What is his response to her? (feels love for her image and sense of a heavenly union, 189) [Cecily a Christian saint associated with music, love, martyrdom]

What horrible news comes to these early Christians by way of epistles? (cruelties are practiced against Christians, who are burned in mockery of their faith, 196) Whom does he hold responsible for this? (Aurelius, 191)

27. The Triumph of Marcus Aurelius

Is this title ironic? What new view of Marcus Aurelius does Marius now express? (notes his cruelties, 200)

What seems the significance of Marius's return to his boyhood home? (sees the decay of the old farm and realizes he is the last of his race, 207; finds reconciliation with the memory of his father, who had been about his present age when he died, 206-207; creates a monument for his dead ancestors and flings flowers into the grave, 207).

28. Anima Naturaliter Christiana

What blending of allegiances is suggested by the title?

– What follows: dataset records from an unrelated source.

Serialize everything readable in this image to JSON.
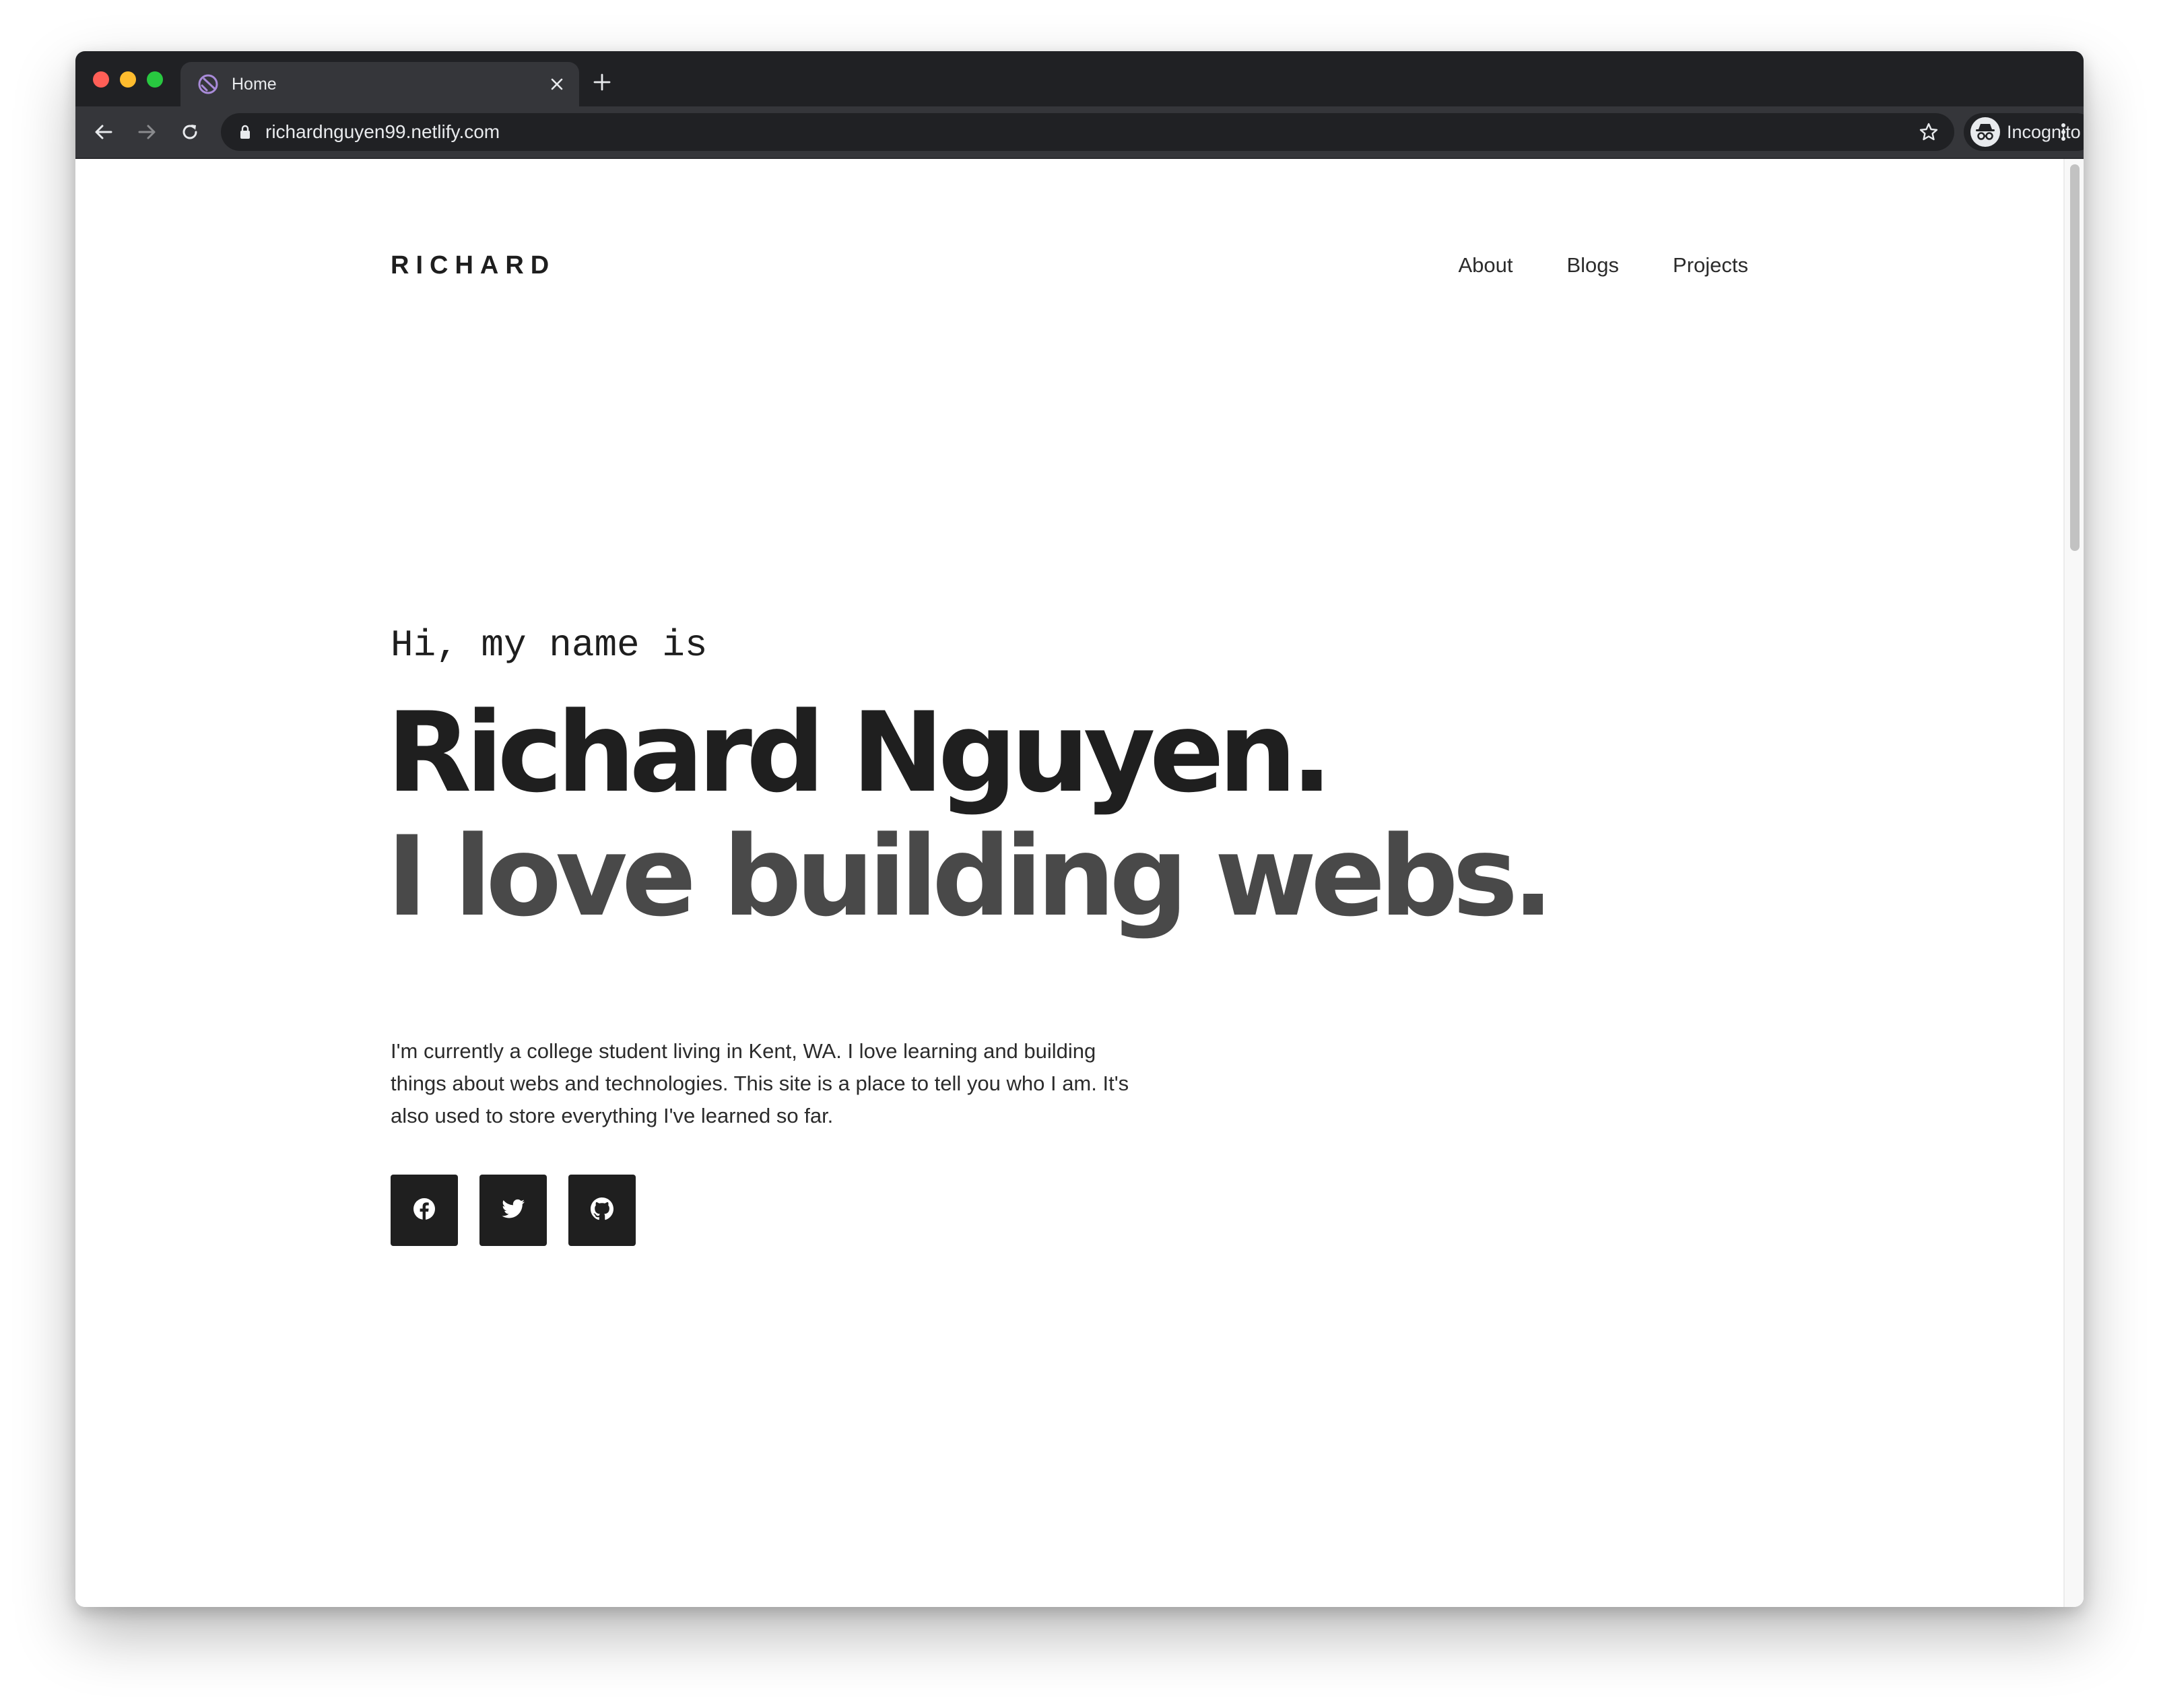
{
  "browser": {
    "tab": {
      "title": "Home",
      "favicon_icon": "gatsby-icon",
      "close_icon": "close-icon"
    },
    "new_tab_icon": "plus-icon",
    "nav": {
      "back_icon": "arrow-left-icon",
      "forward_icon": "arrow-right-icon",
      "reload_icon": "reload-icon"
    },
    "address_bar": {
      "url": "richardnguyen99.netlify.com",
      "lock_icon": "lock-icon",
      "bookmark_icon": "star-icon"
    },
    "profile": {
      "label": "Incognito",
      "icon": "incognito-icon"
    },
    "menu_icon": "kebab-menu-icon"
  },
  "site": {
    "brand": "RICHARD",
    "nav": [
      {
        "label": "About"
      },
      {
        "label": "Blogs"
      },
      {
        "label": "Projects"
      }
    ],
    "hero": {
      "greeting": "Hi, my name is",
      "name": "Richard Nguyen.",
      "tagline": "I love building webs."
    },
    "bio": "I'm currently a college student living in Kent, WA. I love learning and building things about webs and technologies. This site is a place to tell you who I am. It's also used to store everything I've learned so far.",
    "socials": [
      {
        "icon": "facebook-icon"
      },
      {
        "icon": "twitter-icon"
      },
      {
        "icon": "github-icon"
      }
    ]
  },
  "colors": {
    "chrome_dark": "#202124",
    "chrome_toolbar": "#35363a",
    "text_primary": "#1f1f1f",
    "text_secondary": "#494949",
    "button_bg": "#1f1f1f"
  }
}
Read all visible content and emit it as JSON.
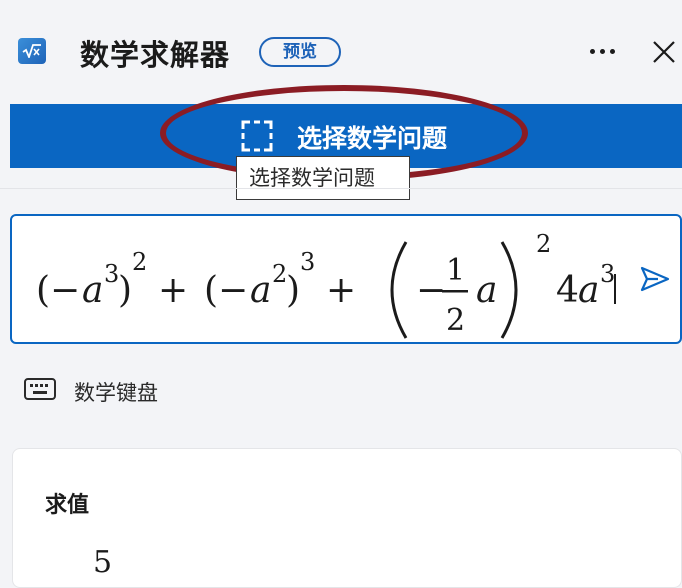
{
  "header": {
    "app_title": "数学求解器",
    "badge": "预览",
    "app_icon": "sqrt-x-icon",
    "more_icon": "more-horizontal-icon",
    "close_icon": "close-icon"
  },
  "select_button": {
    "label": "选择数学问题",
    "icon": "screen-select-frame-icon"
  },
  "tooltip": {
    "text": "选择数学问题"
  },
  "equation_input": {
    "expression": "(-a^3)^2 + (-a^2)^3 + (-1/2 a)^2 4a^3",
    "send_icon": "send-icon"
  },
  "keyboard": {
    "label": "数学键盘",
    "icon": "keyboard-icon"
  },
  "result": {
    "title": "求值",
    "value": "5"
  },
  "colors": {
    "accent": "#0a66c2",
    "highlight": "#8b1c24",
    "background": "#f3f4f7"
  }
}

On what is Marius meditating as the chapter begins? (death must have stirring character of a denouement, 209)

What is the significance of Cornelius’ visit at White-nights? (209) What recent death does he think about? (Hyacinthus, Roman soldier and martyr, 210)

What events lead up to Marius’s death? (goes to seek Cornelius, arrested by a violent mob who accuse Christians of causing the plague, 212)

What is his motive for attempting to save Cornelius? (hopes the latter can return to marry Cecilia) How is Cornelius persuaded to leave him? (believes he is going to fetch a means to help him face trial)

With what emotions does Marius face trial? (dread, 214) What overpowers him? (a desire for sleep, sickness, 215-16, left behind to die, 216)

How is he treated by the country people who find him? (216, kindly)

What emotions does he feel in his final sickness? (217, “the link of general brotherhood”; a vision of a perfect humanity in a perfect world, 218; sense of waste of his life, 219; feels love for all the persons he has loved, 223)

What has been the goal of his life? (knowledge that the aim of philosophy must lie in “the maintenance of a kind of candid discontent, in the face of the very highest achievement,” 220) What hope does he have for the children of the world? (221)

What circumstances and imagery surround his death? (he hears voices praying, last rites applied, 223)

What meaning is ascribed to Marius’s death? (seen by Christians as a kind of martyr, 224) Is this death consistent with his life?

Does this book present a unified progression in the mind of its protagonist? Would you describe this book as an apologia for Christianity per se? For aestheticism?

Would the book have been helped by a livelier plot? What are some of its organizing principles? Does it convey a sense of progression? (209) Of cyclical return?

In what respects is this an early stream of consciousness novel?